Le président américain, Donald Trump, a dévoilé vendredi 16 janvier, dans un communiqué, une liste de membres du Conseil de la paix pour Gaza, qu’il présidera et auquel siégeront aussi le chef de la diplomatie américaine Marco Rubio et l’ancien Premier ministre britannique Tony Blair.
L’émissaire spécial américain Steve Witkoff fait aussi partie du Conseil de la paix pour Gaza nommé par Donald Trump, réunissant Marco Rubio et Tony Blair, tout comme le gendre du président américain Jared Kushner, homme d’affaires et médiateur officieux du gouvernement Trump, ou encore le président de la Banque mondiale Ajay Banga.
La liste de sept personnalités comprend aussi Marc Rowan, un milliardaire patron du fonds d’investissement Apollo Global Management, et Robert Gabriel, un conseiller de Donald Trump.
Chacun d’eux va « superviser un secteur défini, nécessaire à la stabilisation et au succès à long terme de Gaza, ce qui inclut la mise en place de structures de gouvernement, les relations régionales, la reconstruction, l’attractivité pour les investissements, le financement à grande échelle et la mobilisation de capital » , précise le communiqué.
Donald Trump avait promis, avec son emphase habituelle, le « plus grand et prestigieux conseil jamais assemblé ».
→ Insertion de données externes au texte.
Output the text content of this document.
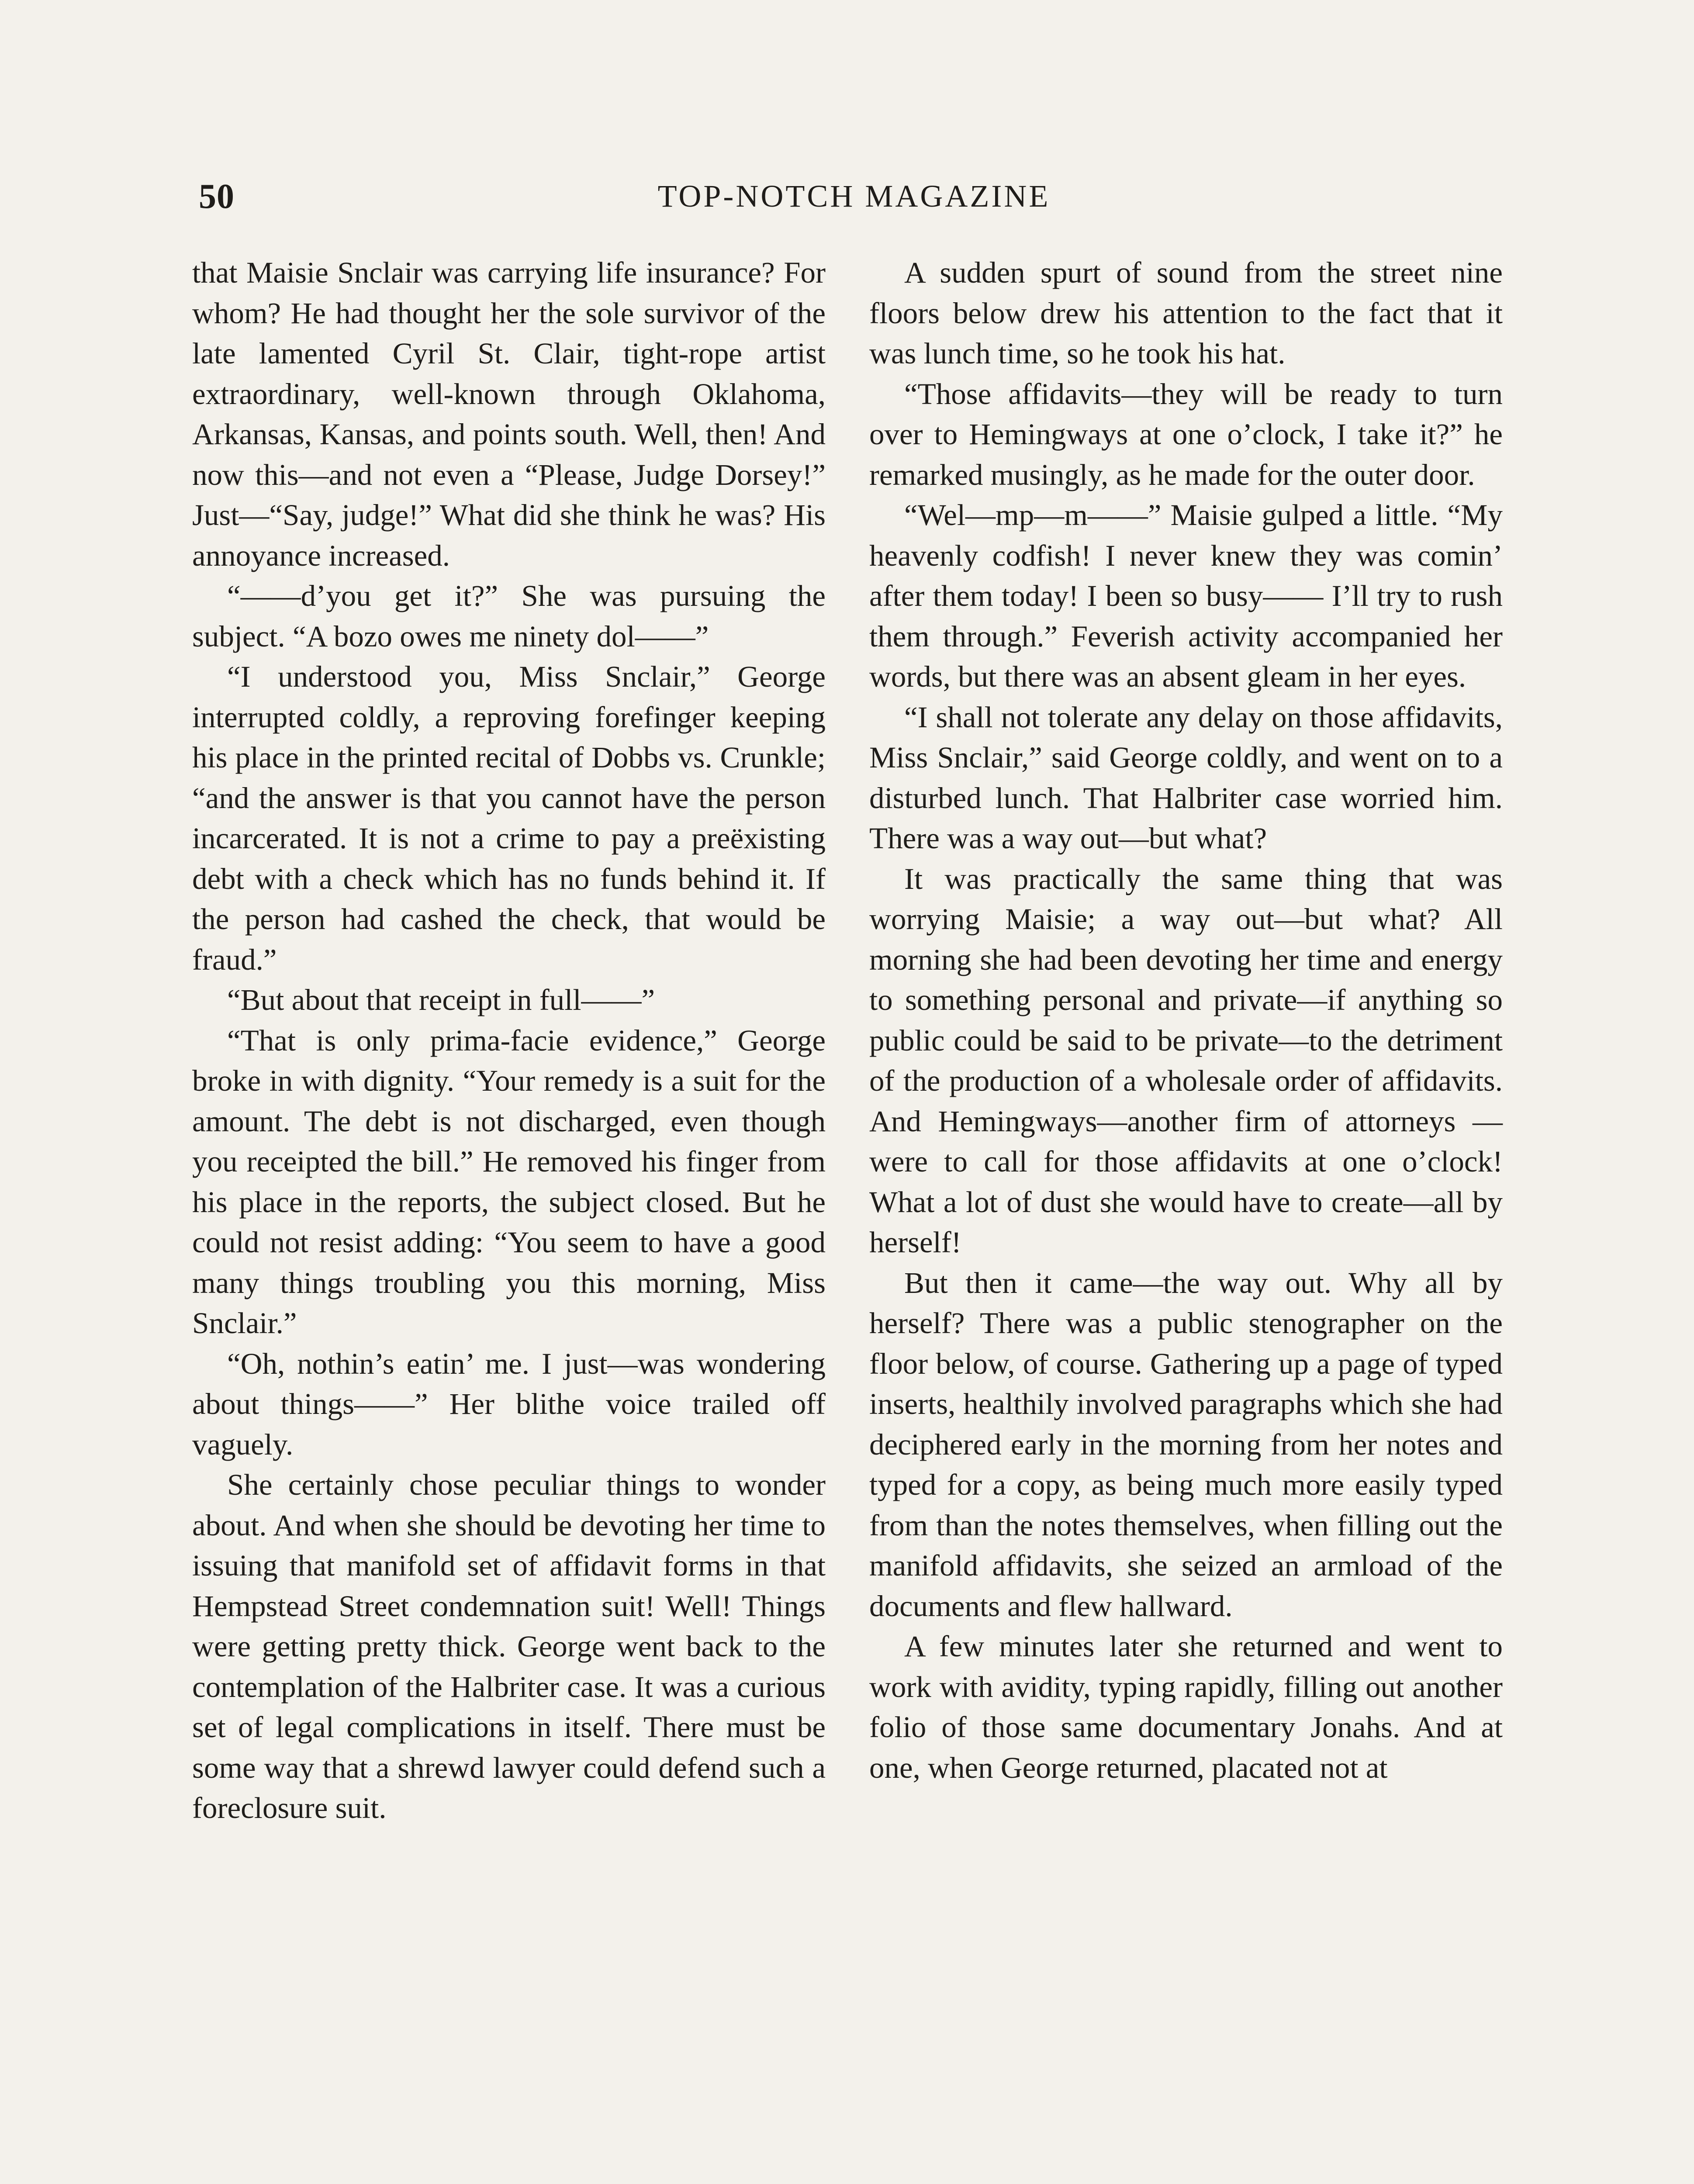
50	TOP-NOTCH MAGAZINE

that Maisie Snclair was carrying life insurance? For whom? He had thought her the sole survivor of the late lamented Cyril St. Clair, tight-rope artist extraordinary, well-known through Oklahoma, Arkansas, Kansas, and points south. Well, then! And now this—and not even a “Please, Judge Dorsey!” Just—“Say, judge!” What did she think he was? His annoyance increased.

“——d’you get it?” She was pursuing the subject. “A bozo owes me ninety dol——”

“I understood you, Miss Snclair,” George interrupted coldly, a reproving forefinger keeping his place in the printed recital of Dobbs vs. Crunkle; “and the answer is that you cannot have the person incarcerated. It is not a crime to pay a preëxisting debt with a check which has no funds behind it. If the person had cashed the check, that would be fraud.”

“But about that receipt in full——”

“That is only prima-facie evidence,” George broke in with dignity. “Your remedy is a suit for the amount. The debt is not discharged, even though you receipted the bill.” He removed his finger from his place in the reports, the subject closed. But he could not resist adding: “You seem to have a good many things troubling you this morning, Miss Snclair.”

“Oh, nothin’s eatin’ me. I just—was wondering about things——” Her blithe voice trailed off vaguely.

She certainly chose peculiar things to wonder about. And when she should be devoting her time to issuing that manifold set of affidavit forms in that Hempstead Street condemnation suit! Well! Things were getting pretty thick. George went back to the contemplation of the Halbriter case. It was a curious set of legal complications in itself. There must be some way that a shrewd lawyer could defend such a foreclosure suit.

A sudden spurt of sound from the street nine floors below drew his attention to the fact that it was lunch time, so he took his hat.

“Those affidavits—they will be ready to turn over to Hemingways at one o’clock, I take it?” he remarked musingly, as he made for the outer door.

“Wel—mp—m——” Maisie gulped a little. “My heavenly codfish! I never knew they was comin’ after them today! I been so busy—— I’ll try to rush them through.” Feverish activity accompanied her words, but there was an absent gleam in her eyes.

“I shall not tolerate any delay on those affidavits, Miss Snclair,” said George coldly, and went on to a disturbed lunch. That Halbriter case worried him. There was a way out—but what?

It was practically the same thing that was worrying Maisie; a way out—but what? All morning she had been devoting her time and energy to something personal and private—if anything so public could be said to be private—to the detriment of the production of a wholesale order of affidavits. And Hemingways—another firm of attorneys —were to call for those affidavits at one o’clock! What a lot of dust she would have to create—all by herself!

But then it came—the way out. Why all by herself? There was a public stenographer on the floor below, of course. Gathering up a page of typed inserts, healthily involved paragraphs which she had deciphered early in the morning from her notes and typed for a copy, as being much more easily typed from than the notes themselves, when filling out the manifold affidavits, she seized an armload of the documents and flew hallward.

A few minutes later she returned and went to work with avidity, typing rapidly, filling out another folio of those same documentary Jonahs. And at one, when George returned, placated not at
Le diplomate bulgare Nickolay Mladenov sera Haut représentant pour Gaza, a annoncé la Maison Blanche. Le général américain Jasper Jeffers dirigera la Force internationale de stabilisation dans le territoire palestinien.
Le déploiement de cette force, prévu par le plan Trump, doit permettre d’aider à sécuriser Gaza et de former des unités de police palestiniennes.
L’annonce coïncide avec le début des travaux du comité technocratique palestinien récemment formé pour administrer temporairement la bande de Gaza, et qui travaillera sous la supervision de ce conseil.
Les travaux de reconstruction « s’appuieront essentiellement » sur le plan égyptien arabo-islamique, a affirmé le président du comité, Ali Shaath, ingénieur et ancien vice-ministre palestinien, dans un entretien à la chaîne de télévision égyptienne al-Qahera News.
Ce plan avait été adopté en mars 2025, avec le soutien des pays européens.
La deuxième phase du cessez-le-feu entré en vigueur le 10 octobre sous la pression des Etats-Unis prévoit le désarmement du Hamas, le retrait progressif des troupes israéliennes de la bande de Gaza et le déploiement de la Force internationale de stabilisation, selon les termes du plan Trump, endossé par le Conseil de sécurité de l’ONU en novembre.